Compulsions are behaviours or rituals that a person feels compelled to act out again and again. OCD sufferers develop compulsions in an attempt to control obsessive and intrusive thoughts. For example, if an OCD sufferer is afraid of contamination, he/she may develop complicated cleaning rituals. The relief provided by compulsive behaviour, unfortunately, never lasts and usually increases over time, in tandem with increased anxiety by the OCD sufferer as a result of the time-consuming and invasive nature of the rituals.

Related conditions

Other conditions that share selected features of OCD occur more frequently in family members of OCD sufferers. These include, for example, body dysmorphic disorder (preoccupation with imagined ugliness), hypochondriasis (preoccupation with physical illness), trichotillomania (hair pulling), some eating disorders such as binge eating disorders, and neurologically based disorders such as Tourette’s syndrome (a disorder that involves repetitive movements or unwanted sounds (tics) that can’t be easily controlled by the sufferer).

OCD and my life

Over the course of my life, I have known, and lived with, several people who suffer from OCD and its related conditions, in particular, Bulimia, trichotillomania and Tourette’s syndrome. I came to realise many years ago that these disorders are like having a stutter, only of the mind rather than the physical body. A sufferer’s mind literally gets stuck on a disruptive thought and must repeatedly perform rituals in order to gain relief from it.

It is unfortunate that OCD sufferers are often highly intelligent over achievers who are able to hide their symptoms effectively from people outside of the home which results in a lack of understanding of, and sympathy towards, this illness. I recently wrote a piece of flash fiction where I likened an OCD sufferer to someone in a mental wheelchair. I think this is an apt description and if people could view mental disorders in this light, maybe there would be more understanding and sympathy of these conditions. Being in a wheelchair does not mean you cannot do things, it merely means that certain interventions are required for facilitate the achievement of specific objectives.
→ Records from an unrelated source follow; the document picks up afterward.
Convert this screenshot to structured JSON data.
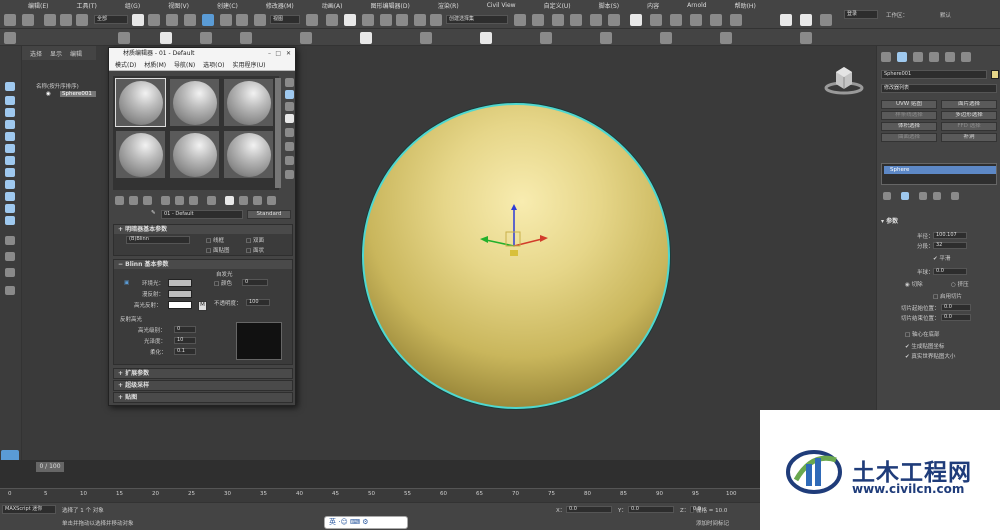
{
  "menu": [
    "编辑(E)",
    "工具(T)",
    "组(G)",
    "视图(V)",
    "创建(C)",
    "修改器(M)",
    "动画(A)",
    "图形编辑器(D)",
    "渲染(R)",
    "Civil View",
    "自定义(U)",
    "脚本(S)",
    "内容",
    "Arnold",
    "帮助(H)"
  ],
  "toolbar": {
    "selection_filter": "全部",
    "view_dropdown": "视图",
    "selection_set": "创建选择集",
    "login": "登录",
    "workspace_label": "工作区：",
    "workspace_value": "默认"
  },
  "scene_explorer": {
    "tabs": [
      "选择",
      "显示",
      "编辑"
    ],
    "sort_label": "名称(按升序排序)",
    "object": "Sphere001"
  },
  "material_editor": {
    "title": "材质编辑器 - 01 - Default",
    "menu": [
      "模式(D)",
      "材质(M)",
      "导航(N)",
      "选项(O)",
      "实用程序(U)"
    ],
    "material_name": "01 - Default",
    "material_type": "Standard",
    "shader_rollout": {
      "title": "明暗器基本参数",
      "shader": "(B)Blinn",
      "options": [
        "线框",
        "双面",
        "面贴图",
        "面状"
      ]
    },
    "blinn_rollout": {
      "title": "Blinn 基本参数",
      "self_illum_title": "自发光",
      "color_label": "颜色",
      "color_value": "0",
      "ambient": "环境光：",
      "diffuse": "漫反射：",
      "specular": "高光反射：",
      "opacity_label": "不透明度：",
      "opacity_value": "100",
      "specular_highlights": "反射高光",
      "spec_level_label": "高光级别：",
      "spec_level_value": "0",
      "glossiness_label": "光泽度：",
      "glossiness_value": "10",
      "soften_label": "柔化：",
      "soften_value": "0.1",
      "lock_button": "M"
    },
    "collapsed_rollouts": [
      "扩展参数",
      "超级采样",
      "贴图"
    ]
  },
  "command_panel": {
    "object_name": "Sphere001",
    "modifier_list": "修改器列表",
    "buttons": [
      {
        "label": "UVW 贴图",
        "dim": false
      },
      {
        "label": "面片选择",
        "dim": false
      },
      {
        "label": "样条线选择",
        "dim": true
      },
      {
        "label": "多边形选择",
        "dim": false
      },
      {
        "label": "体积选择",
        "dim": false
      },
      {
        "label": "FFD 选择",
        "dim": true
      },
      {
        "label": "曲面选择",
        "dim": true
      },
      {
        "label": "补洞",
        "dim": false
      }
    ],
    "stack_item": "Sphere",
    "params_title": "参数",
    "radius_label": "半径：",
    "radius_value": "100.107",
    "segments_label": "分段：",
    "segments_value": "32",
    "smooth_label": "平滑",
    "hemisphere_label": "半球：",
    "hemisphere_value": "0.0",
    "chop_label": "切除",
    "squash_label": "挤压",
    "slice_on_label": "启用切片",
    "slice_from_label": "切片起始位置：",
    "slice_from_value": "0.0",
    "slice_to_label": "切片结束位置：",
    "slice_to_value": "0.0",
    "base_pivot_label": "轴心在底部",
    "gen_mapping_label": "生成贴图坐标",
    "real_world_label": "真实世界贴图大小"
  },
  "timeline": {
    "frame_display": "0 / 100",
    "ticks": [
      "0",
      "5",
      "10",
      "15",
      "20",
      "25",
      "30",
      "35",
      "40",
      "45",
      "50",
      "55",
      "60",
      "65",
      "70",
      "75",
      "80",
      "85",
      "90",
      "95",
      "100"
    ]
  },
  "status": {
    "maxscript": "MAXScript 迷你",
    "selected": "选择了 1 个 对象",
    "hint": "单击并拖动以选择并移动对象",
    "x_label": "X：",
    "x_value": "0.0",
    "y_label": "Y：",
    "y_value": "0.0",
    "z_label": "Z：",
    "z_value": "0.0",
    "grid": "栅格 = 10.0",
    "add_time_tag": "添加时间标记",
    "ime": "英"
  },
  "watermark": {
    "title": "土木工程网",
    "url": "www.civilcn.com"
  },
  "colors": {
    "sphere": "#e6d689",
    "selection_outline": "#4fd8d0",
    "accent": "#5d88c6"
  }
}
OCD and my story in Whispers of the Past

The paranormal anthology, Whispers of the Past, edited by Kaye Lynne Booth, features a short story of mine entitled, Missed Signs. The idea for this story came to me last year when I was reading up on rabies and discovered that there are still rare cases of rabies occurring in humans.

I wove the idea of a young man suffering from OCD with a fear of germs and illness together with the concept of a human contracting rabies through an animal bite and Missed Signs was born.

Writing this story required a fair bit of research on rabies and how it effects humans which I found interesting. The OCD symptoms and rituals were easy enough for me to include with my personal experience of this illness.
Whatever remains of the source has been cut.